In einem zweiten Verfahren „Konzeptausschreibung gegen Höchstgebot“ unterlag seine Firma dann gegen die Investoren Instone und Seastone. (PNN berichteten). Auch hier erhebt Laschinsky den Vorwurf, dass man diese zweite Ausschreibung als „Alibi-Veranstaltung“ durchgeführt habe – um unter anderem über eine Konzeptausschreibung „subjektive Entscheidungskriterien“ für die gewünschten Vergabe zu erhalten. So habe wieder ein Mitbewerber den Zuschlag für das Grundstück erhalten, obwohl dessen Gebot niedriger war als das Gebot von Mila, so Laschinsky: „Offensichtlich mag die ProPotsdam keine lokale Konkurrenz“.

Fachjury bewertete die Vorschläge

Auch hier widerspricht die Pro Potsdam. Die siegreichen Investoren der zweiten Ausschreibung hätten Gebote abgegeben, die „über dem gutachterlichen Verkehrswert lagen“, erklärte der Sprecher. Die Entscheidung sei nach zwei Kriterien gefallen – der Höhe des Kaufpreises und der von Mila als subjektiv empfundenen Qualität des Bebauungskonzeptes. 

Der Pro Potsdam-Sprecher dazu: „Alle abgegebenen Gebote wurden in einer Jurysitzung durch eine Fachjury bewertet, bestehend aus Mitgliedern des Gestaltungsrates, der Bauverwaltung und des Entwicklungsträgers.“. Die Mila habe in diesem zweiten Ausschreibungsverfahren auch nicht das Höchstgebot abgegeben, hieß es weiter. „Selbst wenn es sich bei dieser zweiten Ausschreibung also um eine Vergabe nach Höchstgebot gehandelt hätte, hätte das Unternehmen nicht den Zuschlag erhalten“, so der Sprecher.

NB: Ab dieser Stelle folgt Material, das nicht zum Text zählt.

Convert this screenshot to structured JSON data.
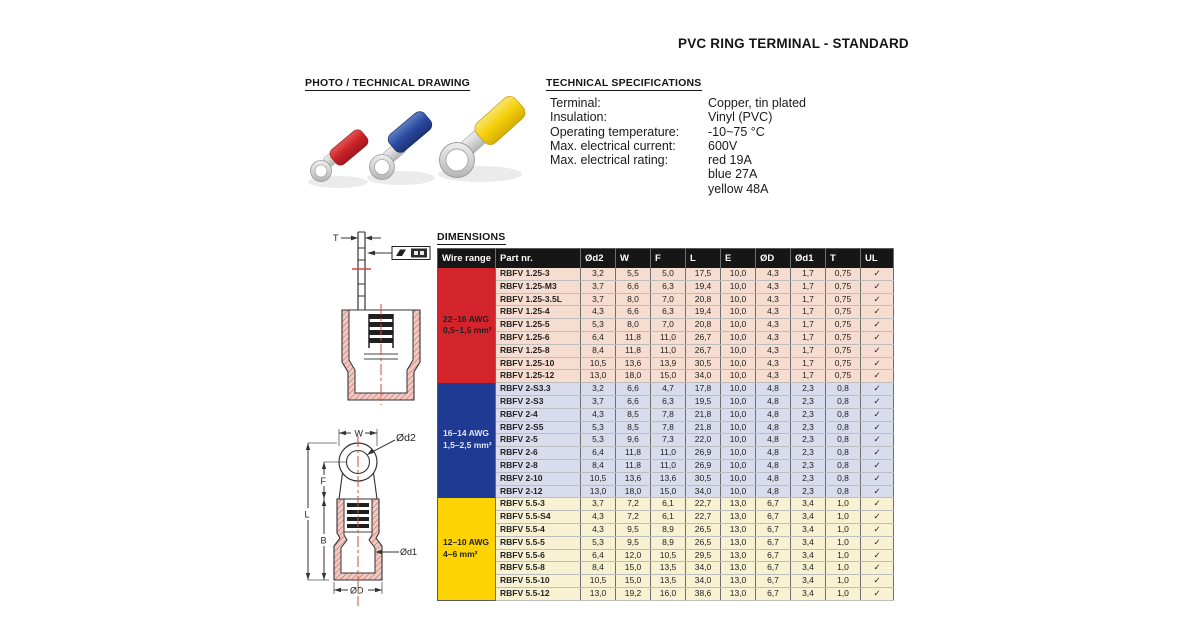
{
  "title": "PVC RING TERMINAL - STANDARD",
  "headings": {
    "photo": "PHOTO / TECHNICAL DRAWING",
    "specs": "TECHNICAL SPECIFICATIONS",
    "dimensions": "DIMENSIONS"
  },
  "specs": [
    {
      "label": "Terminal:",
      "value": "Copper, tin plated"
    },
    {
      "label": "Insulation:",
      "value": "Vinyl (PVC)"
    },
    {
      "label": "Operating temperature:",
      "value": "-10~75 °C"
    },
    {
      "label": "Max. electrical current:",
      "value": "600V"
    },
    {
      "label": "Max. electrical rating:",
      "value": "red 19A"
    },
    {
      "label": "",
      "value": "blue 27A"
    },
    {
      "label": "",
      "value": "yellow 48A"
    }
  ],
  "table": {
    "columns": [
      "Wire range",
      "Part nr.",
      "Ød2",
      "W",
      "F",
      "L",
      "E",
      "ØD",
      "Ød1",
      "T",
      "UL"
    ],
    "check_mark": "✓",
    "groups": [
      {
        "wire_range_lines": [
          "22–16 AWG",
          "0,5–1,5 mm²"
        ],
        "group_color": "#d4242b",
        "label_color": "#1f1f1f",
        "row_bg": "#f7ddd0",
        "rows": [
          [
            "RBFV 1.25-3",
            "3,2",
            "5,5",
            "5,0",
            "17,5",
            "10,0",
            "4,3",
            "1,7",
            "0,75"
          ],
          [
            "RBFV 1.25-M3",
            "3,7",
            "6,6",
            "6,3",
            "19,4",
            "10,0",
            "4,3",
            "1,7",
            "0,75"
          ],
          [
            "RBFV 1.25-3.5L",
            "3,7",
            "8,0",
            "7,0",
            "20,8",
            "10,0",
            "4,3",
            "1,7",
            "0,75"
          ],
          [
            "RBFV 1.25-4",
            "4,3",
            "6,6",
            "6,3",
            "19,4",
            "10,0",
            "4,3",
            "1,7",
            "0,75"
          ],
          [
            "RBFV 1.25-5",
            "5,3",
            "8,0",
            "7,0",
            "20,8",
            "10,0",
            "4,3",
            "1,7",
            "0,75"
          ],
          [
            "RBFV 1.25-6",
            "6,4",
            "11,8",
            "11,0",
            "26,7",
            "10,0",
            "4,3",
            "1,7",
            "0,75"
          ],
          [
            "RBFV 1.25-8",
            "8,4",
            "11,8",
            "11,0",
            "26,7",
            "10,0",
            "4,3",
            "1,7",
            "0,75"
          ],
          [
            "RBFV 1.25-10",
            "10,5",
            "13,6",
            "13,9",
            "30,5",
            "10,0",
            "4,3",
            "1,7",
            "0,75"
          ],
          [
            "RBFV 1.25-12",
            "13,0",
            "18,0",
            "15,0",
            "34,0",
            "10,0",
            "4,3",
            "1,7",
            "0,75"
          ]
        ]
      },
      {
        "wire_range_lines": [
          "16–14 AWG",
          "1,5–2,5 mm²"
        ],
        "group_color": "#1e3a93",
        "label_color": "#e2e6f0",
        "row_bg": "#d9dcec",
        "rows": [
          [
            "RBFV 2-S3.3",
            "3,2",
            "6,6",
            "4,7",
            "17,8",
            "10,0",
            "4,8",
            "2,3",
            "0,8"
          ],
          [
            "RBFV 2-S3",
            "3,7",
            "6,6",
            "6,3",
            "19,5",
            "10,0",
            "4,8",
            "2,3",
            "0,8"
          ],
          [
            "RBFV 2-4",
            "4,3",
            "8,5",
            "7,8",
            "21,8",
            "10,0",
            "4,8",
            "2,3",
            "0,8"
          ],
          [
            "RBFV 2-S5",
            "5,3",
            "8,5",
            "7,8",
            "21,8",
            "10,0",
            "4,8",
            "2,3",
            "0,8"
          ],
          [
            "RBFV 2-5",
            "5,3",
            "9,6",
            "7,3",
            "22,0",
            "10,0",
            "4,8",
            "2,3",
            "0,8"
          ],
          [
            "RBFV 2-6",
            "6,4",
            "11,8",
            "11,0",
            "26,9",
            "10,0",
            "4,8",
            "2,3",
            "0,8"
          ],
          [
            "RBFV 2-8",
            "8,4",
            "11,8",
            "11,0",
            "26,9",
            "10,0",
            "4,8",
            "2,3",
            "0,8"
          ],
          [
            "RBFV 2-10",
            "10,5",
            "13,6",
            "13,6",
            "30,5",
            "10,0",
            "4,8",
            "2,3",
            "0,8"
          ],
          [
            "RBFV 2-12",
            "13,0",
            "18,0",
            "15,0",
            "34,0",
            "10,0",
            "4,8",
            "2,3",
            "0,8"
          ]
        ]
      },
      {
        "wire_range_lines": [
          "12–10 AWG",
          "4–6 mm²"
        ],
        "group_color": "#fdd304",
        "label_color": "#1f1f1f",
        "row_bg": "#f8f2d3",
        "rows": [
          [
            "RBFV 5.5-3",
            "3,7",
            "7,2",
            "6,1",
            "22,7",
            "13,0",
            "6,7",
            "3,4",
            "1,0"
          ],
          [
            "RBFV 5.5-S4",
            "4,3",
            "7,2",
            "6,1",
            "22,7",
            "13,0",
            "6,7",
            "3,4",
            "1,0"
          ],
          [
            "RBFV 5.5-4",
            "4,3",
            "9,5",
            "8,9",
            "26,5",
            "13,0",
            "6,7",
            "3,4",
            "1,0"
          ],
          [
            "RBFV 5.5-5",
            "5,3",
            "9,5",
            "8,9",
            "26,5",
            "13,0",
            "6,7",
            "3,4",
            "1,0"
          ],
          [
            "RBFV 5.5-6",
            "6,4",
            "12,0",
            "10,5",
            "29,5",
            "13,0",
            "6,7",
            "3,4",
            "1,0"
          ],
          [
            "RBFV 5.5-8",
            "8,4",
            "15,0",
            "13,5",
            "34,0",
            "13,0",
            "6,7",
            "3,4",
            "1,0"
          ],
          [
            "RBFV 5.5-10",
            "10,5",
            "15,0",
            "13,5",
            "34,0",
            "13,0",
            "6,7",
            "3,4",
            "1,0"
          ],
          [
            "RBFV 5.5-12",
            "13,0",
            "19,2",
            "16,0",
            "38,6",
            "13,0",
            "6,7",
            "3,4",
            "1,0"
          ]
        ]
      }
    ]
  },
  "drawings": {
    "side_view": {
      "t": "T"
    },
    "front_view": {
      "w": "W",
      "d2": "Ød2",
      "f": "F",
      "l": "L",
      "b": "B",
      "d1": "Ød1",
      "d": "ØD"
    }
  },
  "colors": {
    "red_terminal": "#d4242b",
    "blue_terminal": "#2a4aa0",
    "yellow_terminal": "#f7d308",
    "header_bg": "#161616"
  }
}
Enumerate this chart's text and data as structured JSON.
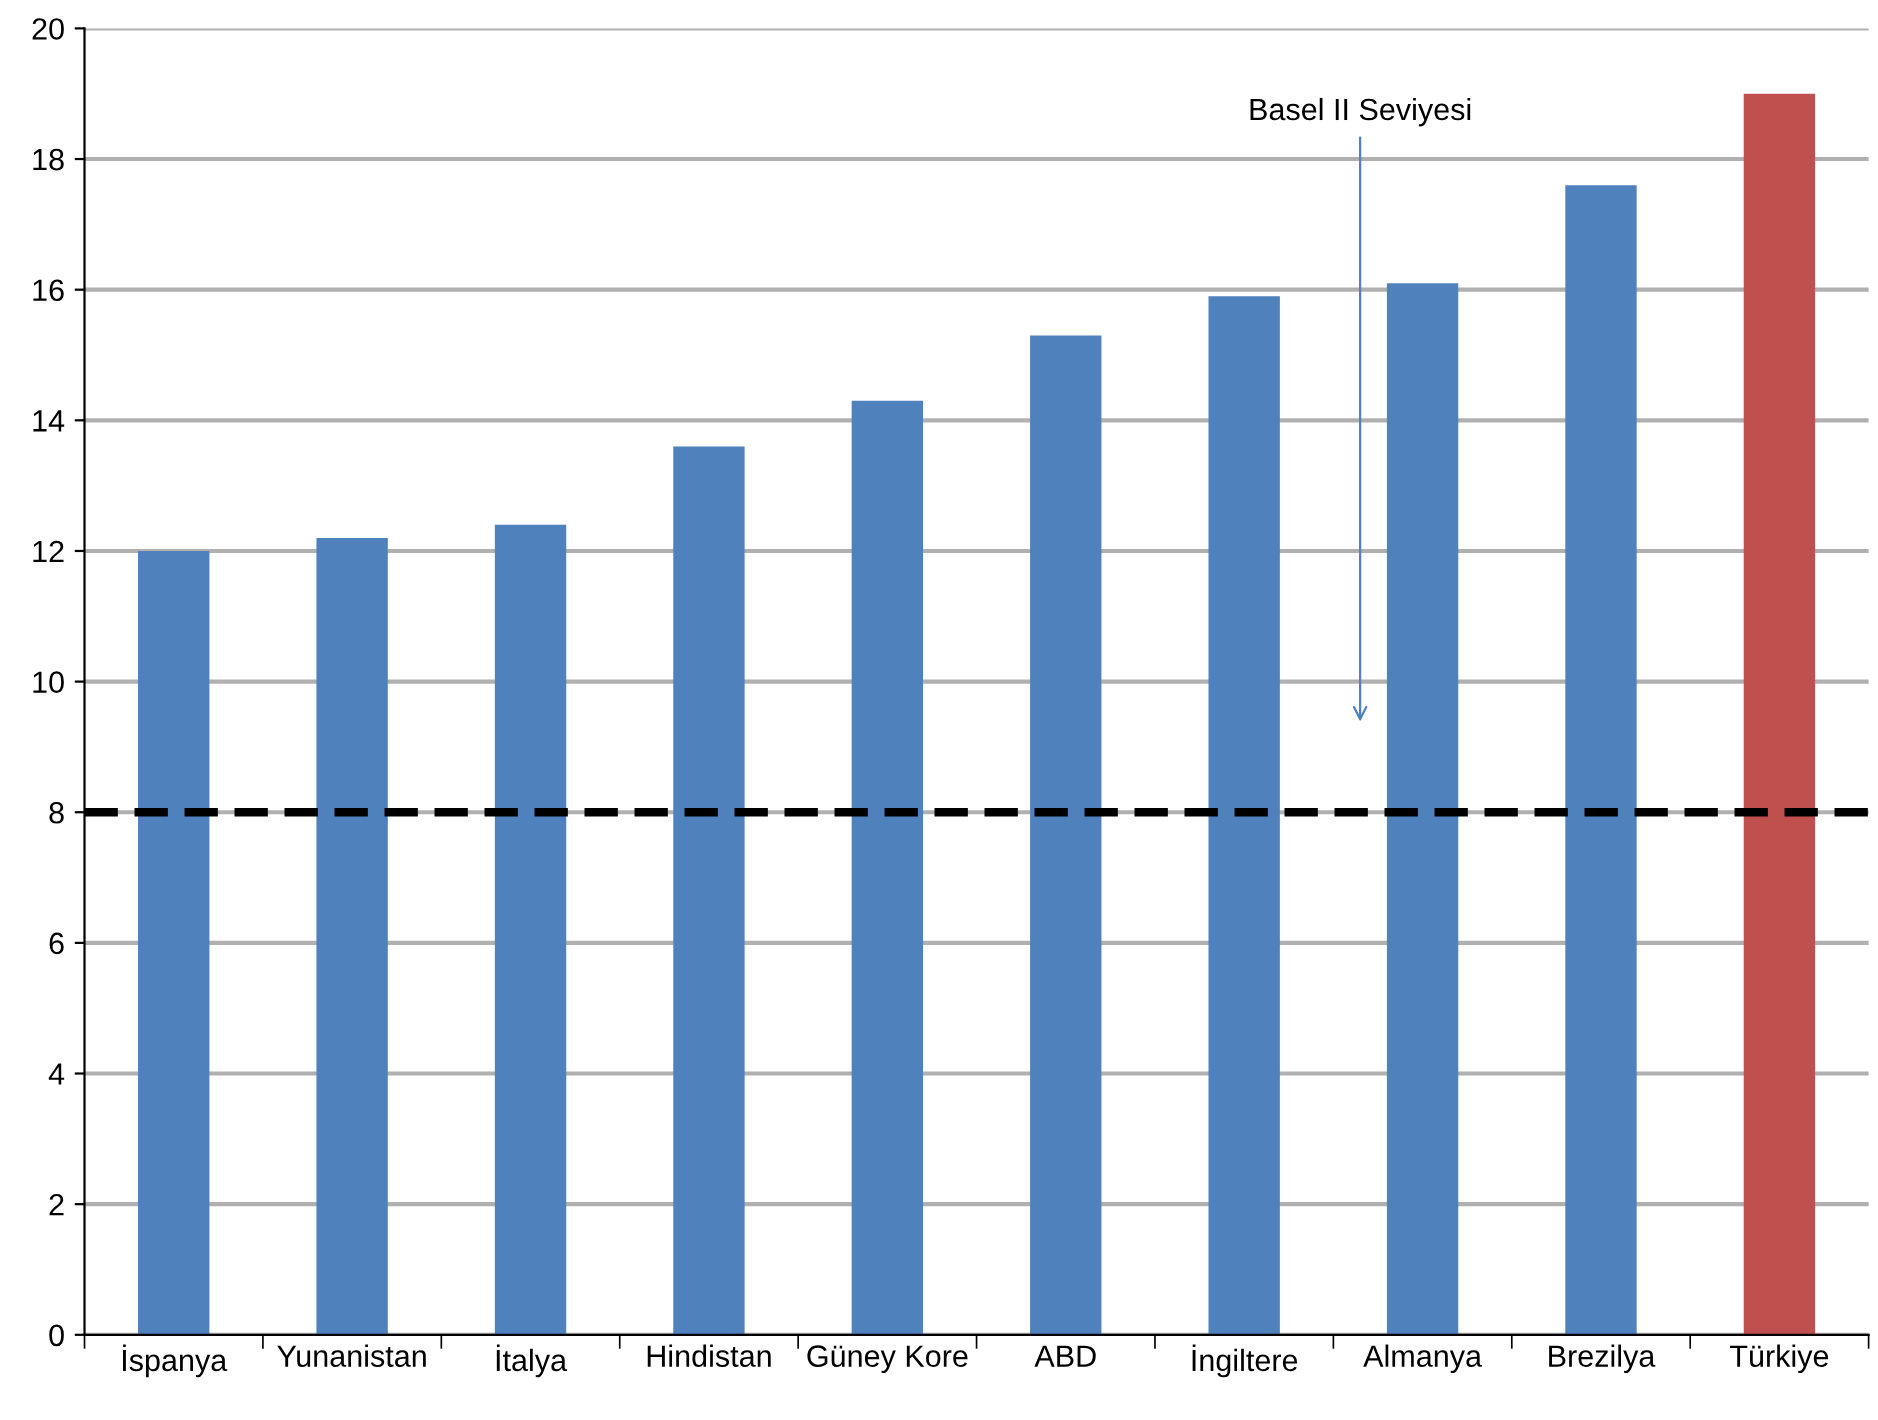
{
  "chart_data": {
    "type": "bar",
    "categories": [
      "İspanya",
      "Yunanistan",
      "İtalya",
      "Hindistan",
      "Güney Kore",
      "ABD",
      "İngiltere",
      "Almanya",
      "Brezilya",
      "Türkiye"
    ],
    "values": [
      12.0,
      12.2,
      12.4,
      13.6,
      14.3,
      15.3,
      15.9,
      16.1,
      17.6,
      19.0
    ],
    "colors": [
      "#4f81bd",
      "#4f81bd",
      "#4f81bd",
      "#4f81bd",
      "#4f81bd",
      "#4f81bd",
      "#4f81bd",
      "#4f81bd",
      "#4f81bd",
      "#c0504d"
    ],
    "ylim": [
      0,
      20
    ],
    "yticks": [
      0,
      2,
      4,
      6,
      8,
      10,
      12,
      14,
      16,
      18,
      20
    ],
    "grid": "y",
    "ref_lines": [
      {
        "axis": "y",
        "value": 8,
        "label": "Basel II Seviyesi",
        "color": "#000000",
        "line_style": "dashed"
      }
    ]
  }
}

Auch prinzipiell verteidigt man die Folgen der Vergabe: Die Schaffung von Eigentumswohnungen sei im Sinne der sozialen Durchmischung eines Quartieres, auch deren Erwerber seien als Selbstnutzer oder auch Vermieter ein gewünschtes Klientel, so der Sprecher. In direkter Nachbarschaft würden ferner durch die Pro Potsdam geförderte Bauvorhaben umgesetzt – mit 50 Prozent Sozialwohnungen.

In welcher Form die 230 Wohnungen vermarktet werden, war nicht Gegenstand des Vergabeverfahrens, fügte der Sprecher hinzu. Man rechne damit, dass spätestens im Herbst der Bauantrag gestellt und je nach Bearbeitungsdauer bis Mitte 2020 mit dem Bau begonnen wird.

Die Mila prüft den Rechtsweg

Bei der Mila bleibt trotz der Erklärungen einen „übler Nachgeschmack“, wie Laschinsky sagte. Man prüfe daher noch immer rechtliche Schritte gegen die Vergabe und die durchgeführten Verfahren, so der Mila-Chef. „Man hätte doch nach der ersten Ausschreibung auch über unser eingereichtes Bebauungskonzept sprechen und gemeinsam eine Lösung finden können.“ Stattdessen wurde die Ausschreibung aufgehoben. 
Das verteidigte die Pro Potsdam am Donnerstag: "Die Ausschreibung war aufzuheben. In dieser Situation das Gespräch mit einzelnen Verfahrensteilnehmern zu suchen würde den Grundsätzen der Transparenz und Gleichbehandlung aller Teilnehmer widersprechen. Schon im Ergebnis der formalen Prüfung lagen keine bezuschlagungsfähigen Angebote vor – für sich anschließende Gespräche mit Bietern fehlte daher die Grundlage", teilte das Unternehmen mit.